Posted by Laurent Redondo Sanchez | Filed under Sentiments
C’est la conclusion des longues journées, des dépenses d’énergie, des satisfactions, des angoisses, des espoirs. On remplit son carnet de route, on sait où nous sommes, on sait où nous allons. Il est 19h et progressivement, tous ces mouvements vont diminuer en intensité pour laisser place à une nuit qui ne suffira pas. Nos corps suivent ces chemins sans broncher. Puis le téléphone sonne et frappe terriblement le silence qui s’installe. Cette voix si familière aligne paisiblement des mots que personne n’a envie d’entendre. Je n’ai pas de bonnes nouvelles à propos de Vincent.
On a beau dire que notre finalité à tous est identique, on s’embarque dans des discours afin de faire tomber les tabous sur la mort, cela n’enlève rien à la peine, aux larmes. J’ai transmis l’information. Non sans peine. Non sans écourter la conversation. Je te téléphonerai à nouveau quand j’en saurai plus.

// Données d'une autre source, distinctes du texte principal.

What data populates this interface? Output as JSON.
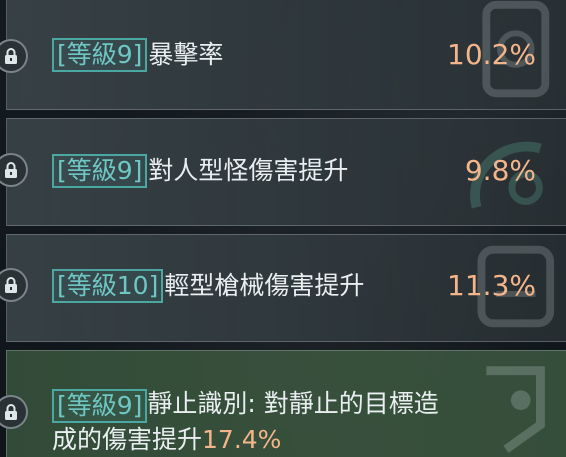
{
  "rows": [
    {
      "tag": "[等級9]",
      "name": "暴擊率",
      "value": "10.2%"
    },
    {
      "tag": "[等級9]",
      "name": "對人型怪傷害提升",
      "value": "9.8%"
    },
    {
      "tag": "[等級10]",
      "name": "輕型槍械傷害提升",
      "value": "11.3%"
    },
    {
      "tag": "[等級9]",
      "name_line1": "靜止識別: 對靜止的目標造",
      "name_line2": "成的傷害提升",
      "value": "17.4%"
    }
  ],
  "icons": {
    "lock": "lock-icon"
  },
  "colors": {
    "tag_text": "#6fc7c3",
    "tag_border": "#4aa7a2",
    "value_text": "#f4b58a",
    "name_text": "#e9eef0",
    "highlight_row_bg": "#3a583e"
  }
}
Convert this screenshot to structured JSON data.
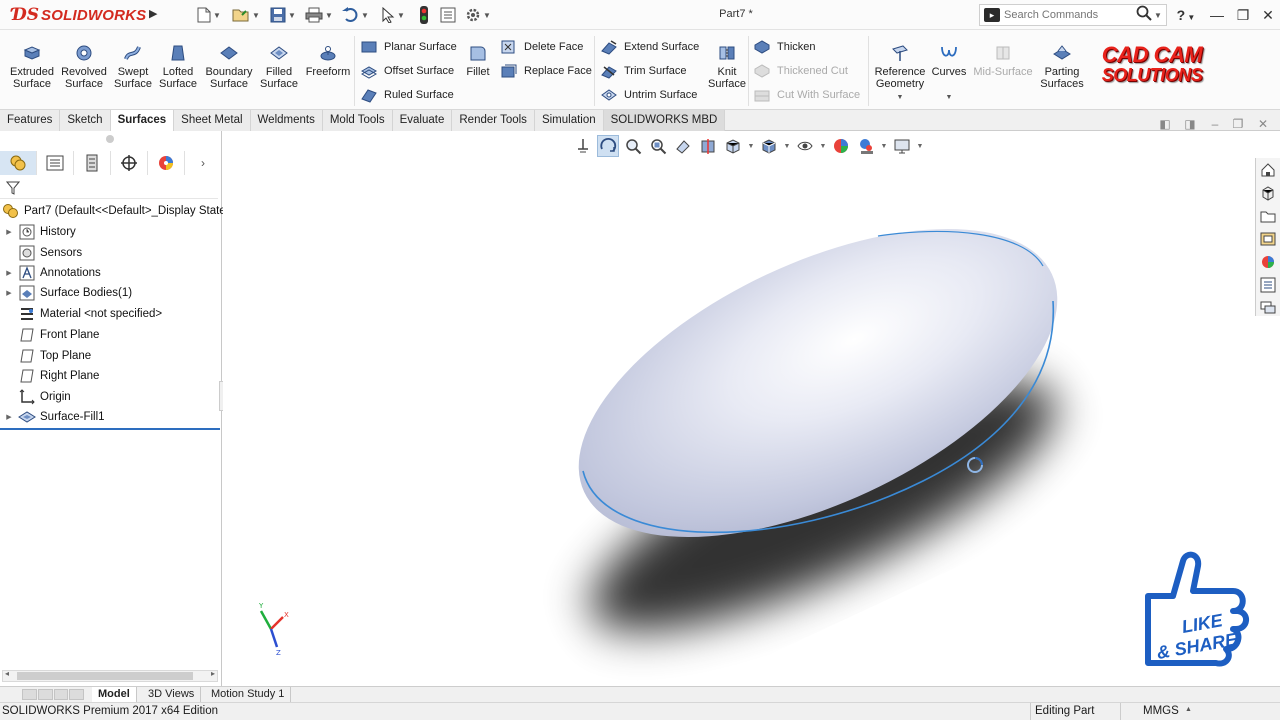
{
  "app": {
    "brand": "SOLIDWORKS",
    "doc_title": "Part7 *",
    "search_placeholder": "Search Commands",
    "help_label": "?"
  },
  "ribbon": {
    "big_buttons": [
      {
        "label1": "Extruded",
        "label2": "Surface"
      },
      {
        "label1": "Revolved",
        "label2": "Surface"
      },
      {
        "label1": "Swept",
        "label2": "Surface"
      },
      {
        "label1": "Lofted",
        "label2": "Surface"
      },
      {
        "label1": "Boundary",
        "label2": "Surface"
      },
      {
        "label1": "Filled",
        "label2": "Surface"
      },
      {
        "label1": "Freeform",
        "label2": ""
      }
    ],
    "planar": "Planar Surface",
    "offset": "Offset Surface",
    "ruled": "Ruled Surface",
    "fillet": "Fillet",
    "delete_face": "Delete Face",
    "replace_face": "Replace Face",
    "extend": "Extend Surface",
    "trim": "Trim Surface",
    "untrim": "Untrim Surface",
    "knit1": "Knit",
    "knit2": "Surface",
    "thicken": "Thicken",
    "thickened_cut": "Thickened Cut",
    "cut_with_surface": "Cut With Surface",
    "reference1": "Reference",
    "reference2": "Geometry",
    "curves": "Curves",
    "mid_surface": "Mid-Surface",
    "parting1": "Parting",
    "parting2": "Surfaces",
    "watermark_line1": "CAD CAM",
    "watermark_line2": "SOLUTIONS"
  },
  "tabs": [
    "Features",
    "Sketch",
    "Surfaces",
    "Sheet Metal",
    "Weldments",
    "Mold Tools",
    "Evaluate",
    "Render Tools",
    "Simulation",
    "SOLIDWORKS MBD"
  ],
  "active_tab": "Surfaces",
  "tree": {
    "root": "Part7  (Default<<Default>_Display State",
    "items": [
      {
        "label": "History",
        "expandable": true
      },
      {
        "label": "Sensors",
        "expandable": false
      },
      {
        "label": "Annotations",
        "expandable": true
      },
      {
        "label": "Surface Bodies(1)",
        "expandable": true
      },
      {
        "label": "Material <not specified>",
        "expandable": false
      },
      {
        "label": "Front Plane",
        "expandable": false
      },
      {
        "label": "Top Plane",
        "expandable": false
      },
      {
        "label": "Right Plane",
        "expandable": false
      },
      {
        "label": "Origin",
        "expandable": false
      },
      {
        "label": "Surface-Fill1",
        "expandable": true
      }
    ]
  },
  "bottom_tabs": [
    "Model",
    "3D Views",
    "Motion Study 1"
  ],
  "status": {
    "edition": "SOLIDWORKS Premium 2017 x64 Edition",
    "mode": "Editing Part",
    "units": "MMGS"
  },
  "overlay": {
    "like": "LIKE",
    "share": "& SHARE"
  },
  "triad": {
    "x": "X",
    "y": "Y",
    "z": "Z"
  },
  "colors": {
    "brand_red": "#d32a1f",
    "selection_blue": "#2d6dbf",
    "surface_edge": "#3a8ad6",
    "like_blue": "#1d5ec2"
  }
}
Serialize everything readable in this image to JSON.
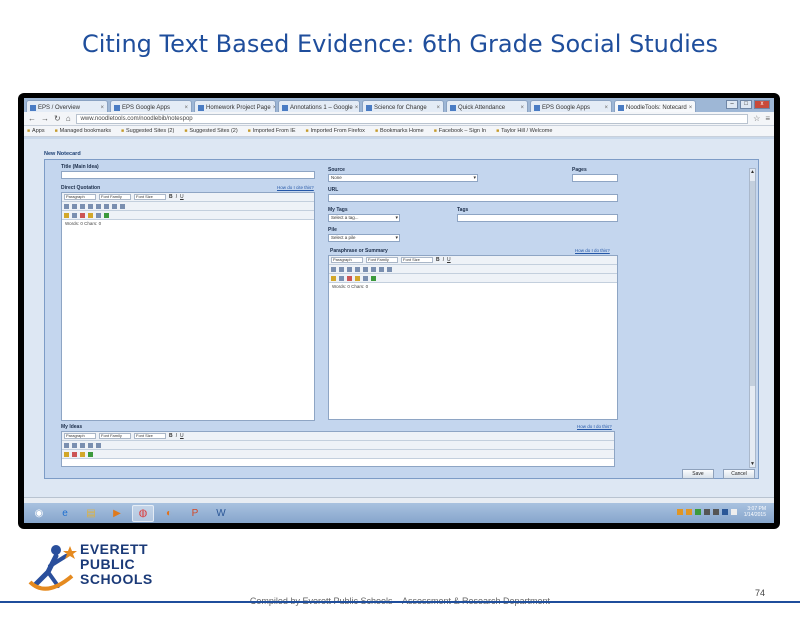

Demain matin, sur le coup de six heures, mes yeux s’ouvriront sur une autre page. Wikipedia m’aura appris ce qu’était une rupture d’anévrisme. J’irai voir mon père et nous attendrons. Nous reprendrons le chemin que nous avons dessiné. Je penserai à lui, à Stéphane. Je serai dans l’expectative de ce terrible moment, cet instant où nous saurons. Il n’y aura peut-être plus rien à faire. A moins qu’il ne se réveille. Ce n’est pas très bien parti mais il est à l’hôpital, vivant.
C’est dingue. La première chose à laquelle j’ai pensé, c’était à mon blog personnel. Comme si c’était devenu le meilleur moyen de dire à son entourage que bon, les gars, je ne suis pas super festif, mon oncle est un peu mal barré. Je crois que c’est pour éviter les airs faussement attendris, ceux qui attendent qu’on verse une larme, ceux qui veulent subitement se montrer importants. Ce n’est pas moi qui suis aux portes du dernier voyage. Peut-être qu’il ne serait pas inutile de commander une quinzaine d’études sociologique sur le sujet. Je m’en fous un peu. Personnellement, écrire me donne un sentiment de soulagement. La force de courir à nouveau.